Hussein ist allein von Aleppo nach Deutschland gereist. Er hat in Deutsch bereits das Sprachlevel B1 erreicht und ist eifrig dabei, seine Kenntnisse weiter zu verbessern. Das einzige was für ihn schwierig ist, ist die Trennung von seiner Familie. Husseins Bruder und seine Familie leben derzeit in der Türkei. Er steht mit ihnen in Kontakt, bekommt aber kein Visum, um sie zu besuchen.

“Voneinander getrennt zu sein ist nicht leicht, aber wir können nichts machen. Ich habe mich entschieden, hierher nach Deutschland zu kommen. Und ich habe es nie bereut. Es ist schön hier. Ich muss die Konsequenzen meines Handelns tragen.
Wenn ich heiraten würde, könnte ich meine Frau durch den Familiennachzug nach Deutschland holen. Das gilt aber nicht für meine Eltern.

“Einige Familienmitglieder werden für wichtiger als andere gehalten. Ein wenig willkürlich, oder?”

Ich habe gegenüber diesem Vorgehen gemischte Gefühle, denn meine Familie bedeutet mir alles. Der Staat schafft hier eine Hierarchie, die für mich nicht existiert: Einige Familienmitglieder werden für wichtiger als andere gehalten. Ein wenig willkürlich, oder? Andererseits verstehe ich, dass die Tür nicht jedermann offen stehen kann. Deutschland hat mich sehr herzlich empfangen. Ich muss und will die Regeln hier akzeptieren.

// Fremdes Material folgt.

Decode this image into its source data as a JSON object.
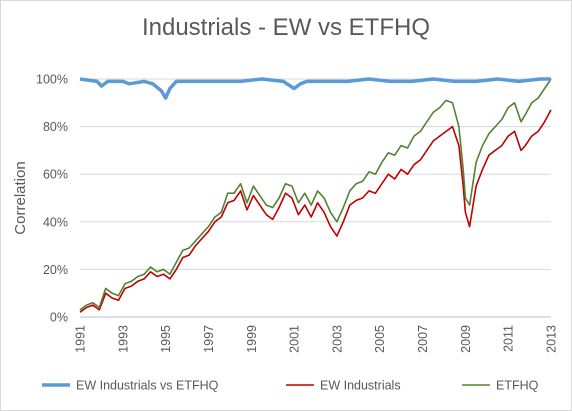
{
  "chart_data": {
    "type": "line",
    "title": "Industrials - EW vs ETFHQ",
    "xlabel": "",
    "ylabel": "Correlation",
    "xlim": [
      1991,
      2013
    ],
    "ylim": [
      0,
      100
    ],
    "x_ticks": [
      "1991",
      "1993",
      "1995",
      "1997",
      "1999",
      "2001",
      "2003",
      "2005",
      "2007",
      "2009",
      "2011",
      "2013"
    ],
    "y_ticks": [
      "0%",
      "20%",
      "40%",
      "60%",
      "80%",
      "100%"
    ],
    "grid": "horizontal",
    "legend_position": "bottom",
    "series": [
      {
        "name": "EW Industrials vs ETFHQ",
        "color": "#5b9bd5",
        "x": [
          1991.0,
          1991.8,
          1992.0,
          1992.3,
          1993.0,
          1993.3,
          1994.0,
          1994.4,
          1994.8,
          1995.0,
          1995.2,
          1995.5,
          1996.5,
          1997.5,
          1998.5,
          1999.5,
          2000.5,
          2001.0,
          2001.3,
          2001.6,
          2002.5,
          2003.5,
          2004.5,
          2005.5,
          2006.5,
          2007.5,
          2008.5,
          2009.5,
          2010.5,
          2011.5,
          2012.5,
          2013.0
        ],
        "y": [
          100,
          99,
          97,
          99,
          99,
          98,
          99,
          98,
          95,
          92,
          96,
          99,
          99,
          99,
          99,
          100,
          99,
          96,
          98,
          99,
          99,
          99,
          100,
          99,
          99,
          100,
          99,
          99,
          100,
          99,
          100,
          100
        ]
      },
      {
        "name": "EW Industrials",
        "color": "#c00000",
        "x": [
          1991.0,
          1991.3,
          1991.6,
          1991.9,
          1992.2,
          1992.5,
          1992.8,
          1993.1,
          1993.4,
          1993.7,
          1994.0,
          1994.3,
          1994.6,
          1994.9,
          1995.2,
          1995.5,
          1995.8,
          1996.1,
          1996.4,
          1996.7,
          1997.0,
          1997.3,
          1997.6,
          1997.9,
          1998.2,
          1998.5,
          1998.8,
          1999.1,
          1999.4,
          1999.7,
          2000.0,
          2000.3,
          2000.6,
          2000.9,
          2001.2,
          2001.5,
          2001.8,
          2002.1,
          2002.4,
          2002.7,
          2003.0,
          2003.3,
          2003.6,
          2003.9,
          2004.2,
          2004.5,
          2004.8,
          2005.1,
          2005.4,
          2005.7,
          2006.0,
          2006.3,
          2006.6,
          2006.9,
          2007.2,
          2007.5,
          2007.8,
          2008.1,
          2008.4,
          2008.7,
          2008.9,
          2009.0,
          2009.2,
          2009.5,
          2009.8,
          2010.1,
          2010.4,
          2010.7,
          2011.0,
          2011.3,
          2011.6,
          2011.8,
          2012.1,
          2012.4,
          2012.7,
          2013.0
        ],
        "y": [
          2,
          4,
          5,
          3,
          10,
          8,
          7,
          12,
          13,
          15,
          16,
          19,
          17,
          18,
          16,
          20,
          25,
          26,
          30,
          33,
          36,
          40,
          42,
          48,
          49,
          53,
          45,
          51,
          47,
          43,
          41,
          46,
          52,
          50,
          43,
          47,
          42,
          48,
          44,
          38,
          34,
          40,
          47,
          49,
          50,
          53,
          52,
          56,
          60,
          58,
          62,
          60,
          64,
          66,
          70,
          74,
          76,
          78,
          80,
          72,
          55,
          44,
          38,
          55,
          62,
          68,
          70,
          72,
          76,
          78,
          70,
          72,
          76,
          78,
          82,
          87
        ]
      },
      {
        "name": "ETFHQ",
        "color": "#548235",
        "x": [
          1991.0,
          1991.3,
          1991.6,
          1991.9,
          1992.2,
          1992.5,
          1992.8,
          1993.1,
          1993.4,
          1993.7,
          1994.0,
          1994.3,
          1994.6,
          1994.9,
          1995.2,
          1995.5,
          1995.8,
          1996.1,
          1996.4,
          1996.7,
          1997.0,
          1997.3,
          1997.6,
          1997.9,
          1998.2,
          1998.5,
          1998.8,
          1999.1,
          1999.4,
          1999.7,
          2000.0,
          2000.3,
          2000.6,
          2000.9,
          2001.2,
          2001.5,
          2001.8,
          2002.1,
          2002.4,
          2002.7,
          2003.0,
          2003.3,
          2003.6,
          2003.9,
          2004.2,
          2004.5,
          2004.8,
          2005.1,
          2005.4,
          2005.7,
          2006.0,
          2006.3,
          2006.6,
          2006.9,
          2007.2,
          2007.5,
          2007.8,
          2008.1,
          2008.4,
          2008.7,
          2008.9,
          2009.0,
          2009.2,
          2009.5,
          2009.8,
          2010.1,
          2010.4,
          2010.7,
          2011.0,
          2011.3,
          2011.6,
          2011.8,
          2012.1,
          2012.4,
          2012.7,
          2013.0
        ],
        "y": [
          3,
          5,
          6,
          4,
          12,
          10,
          9,
          14,
          15,
          17,
          18,
          21,
          19,
          20,
          18,
          23,
          28,
          29,
          32,
          35,
          38,
          42,
          44,
          52,
          52,
          56,
          48,
          55,
          51,
          47,
          46,
          50,
          56,
          55,
          48,
          52,
          47,
          53,
          50,
          44,
          40,
          46,
          53,
          56,
          57,
          61,
          60,
          65,
          69,
          68,
          72,
          71,
          76,
          78,
          82,
          86,
          88,
          91,
          90,
          80,
          62,
          50,
          47,
          65,
          72,
          77,
          80,
          83,
          88,
          90,
          82,
          85,
          90,
          92,
          96,
          100
        ]
      }
    ]
  }
}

Das einzige, was schwer für mich zu akzeptieren ist, ist, dass ich nicht in die Türkei reisen kann. Als Flüchtling braucht man dafür ein Visum, was nicht leicht zu bekommen ist. Wenn ich eine Empfehlung an die Politik geben dürfte, wäre es, das Verfahren der Visaerteilung zu verbessern und sinnvoll zu beschleunigen. Ich wurde von meiner Familie für lange Zeit getrennt und würde sie nun einfach gerne wiedersehen.”

Anmerkung:
Im Rahmen des Asylpaket II, Ges. v. 11. 3. 2016, BGBl. I, S. 390 wurde der Familiennachzug für sog. subsidiär Schutzberechtigte bis 16. März 2018 ausgesetzt, § 104 Abs. 13 AufenthG. Als subsidiär schutzberechtigt gelten Ausländer, die stichhaltige Gründe für die Annahme vorbringen, dass ihnen in ihrem Herkunftsstaat ein ernsthafter Schaden droht. Als solche gelten die Verhängung oder Vollstreckung der Todesstrafe, Folter oder unmenschliche oder erniedrigende Behandlung oder Bestrafung oder eine ernsthafte individuelle Bedrohung des Lebens oder der Unversehrtheit einer Zivilperson infolge willkürlicher Gewalt im Rahmen eines internationalen oder innerstaatlichen Konflikts, § 4 I AsylG.